Mancano ancora la giusta collaborazione e la programmazione. Non ci sono paletti e/o muri da spostare, ma regole da seguire. Molto spesso questo non avviene.

Perché sul diritto alla salute non c’è, in generale, convergenza tra le rappresentanze politiche della Calabria?
Perché c’è ancora chi lavora sotto le bandiere della politica, dell’interesse politico. Perché la politica, che non è più quella degli anni passati, non ha ancora compreso che il diritto alla salute è legato alle necessità dei cittadini e non all’interesse del singolo o di particolari ambienti.

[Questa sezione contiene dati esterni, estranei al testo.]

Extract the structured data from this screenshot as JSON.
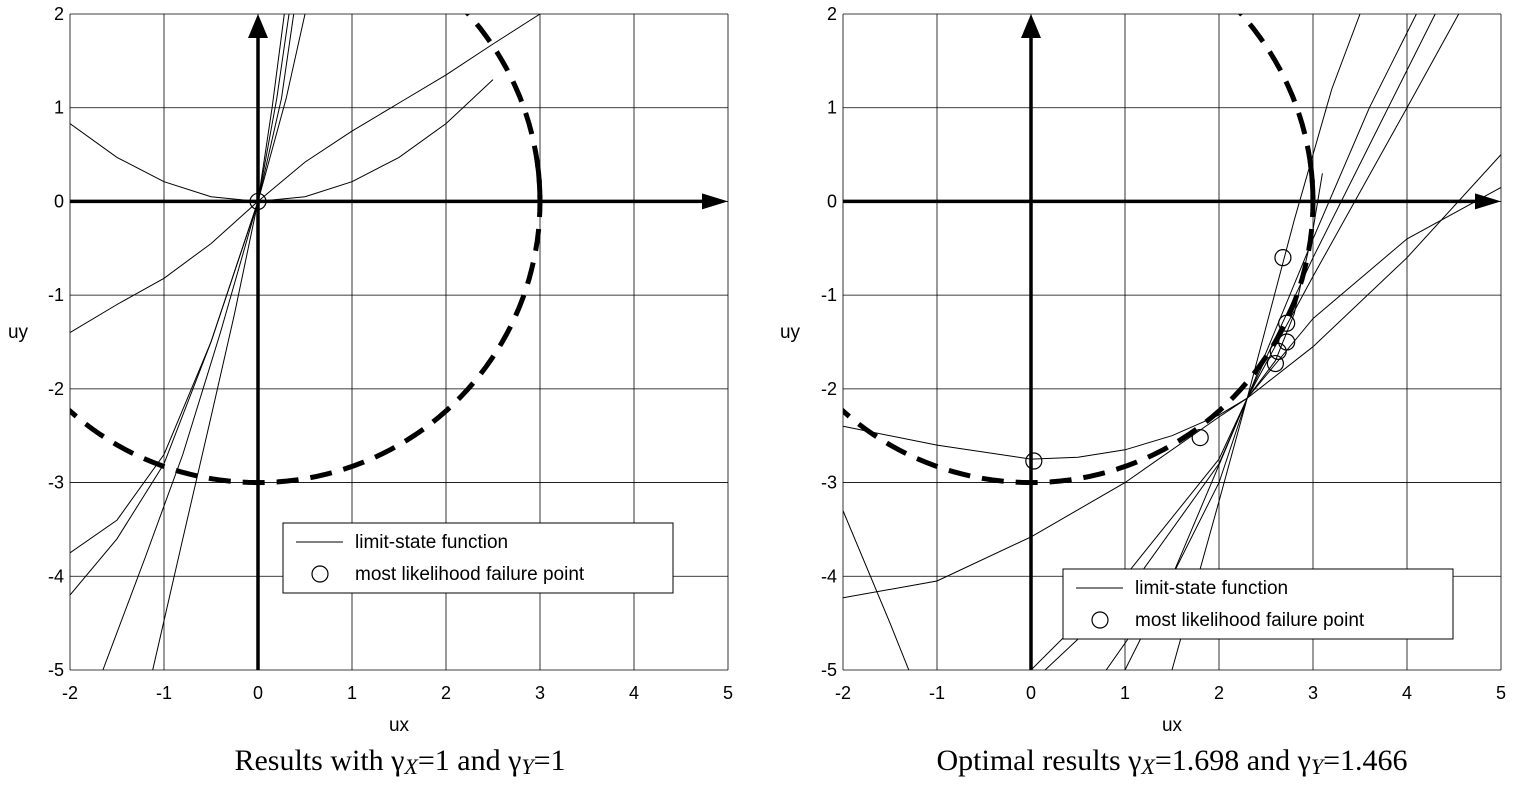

È vero che in Calabria c’è una certa tendenza ad allontanare i medici bravi?
È una evidenza sotto gli occhi di tutti.

Assunzioni, strutture, dotazioni tecnologiche, management, ricambio generazionale, meritocrazia, criteri di ripartizione del Fondo sanitario. Ho ricordato alcune questioni ricorrenti. Quali sono, a suo avviso, le priorità cui dedicarsi perché la sanità calabrese inverta la rotta?
Il mio pensiero, non penso possa far piacere, è legato a quello che vedo e vivo. Se il fallimento è sotto gli occhi di tutti, ed un fallimento avviene in tanti anni dal punto di vista amministrativo, politico e sanitario qualcuno ha delle responsabilità di cui penso debba dar conto a stesso e ai cittadini.

Che cosa pensa della gestione del Piano di rientro da parte del commissario Roberto Occhiuto?
Ha appena iniziato, sta facendo una ricognizione. Diamogli ancora un po’ di tempo.

È ottimista rispetto al futuro della sanità calabrese?
Se la via che verrà seguita sarà quella del passato, la mia risposta è No.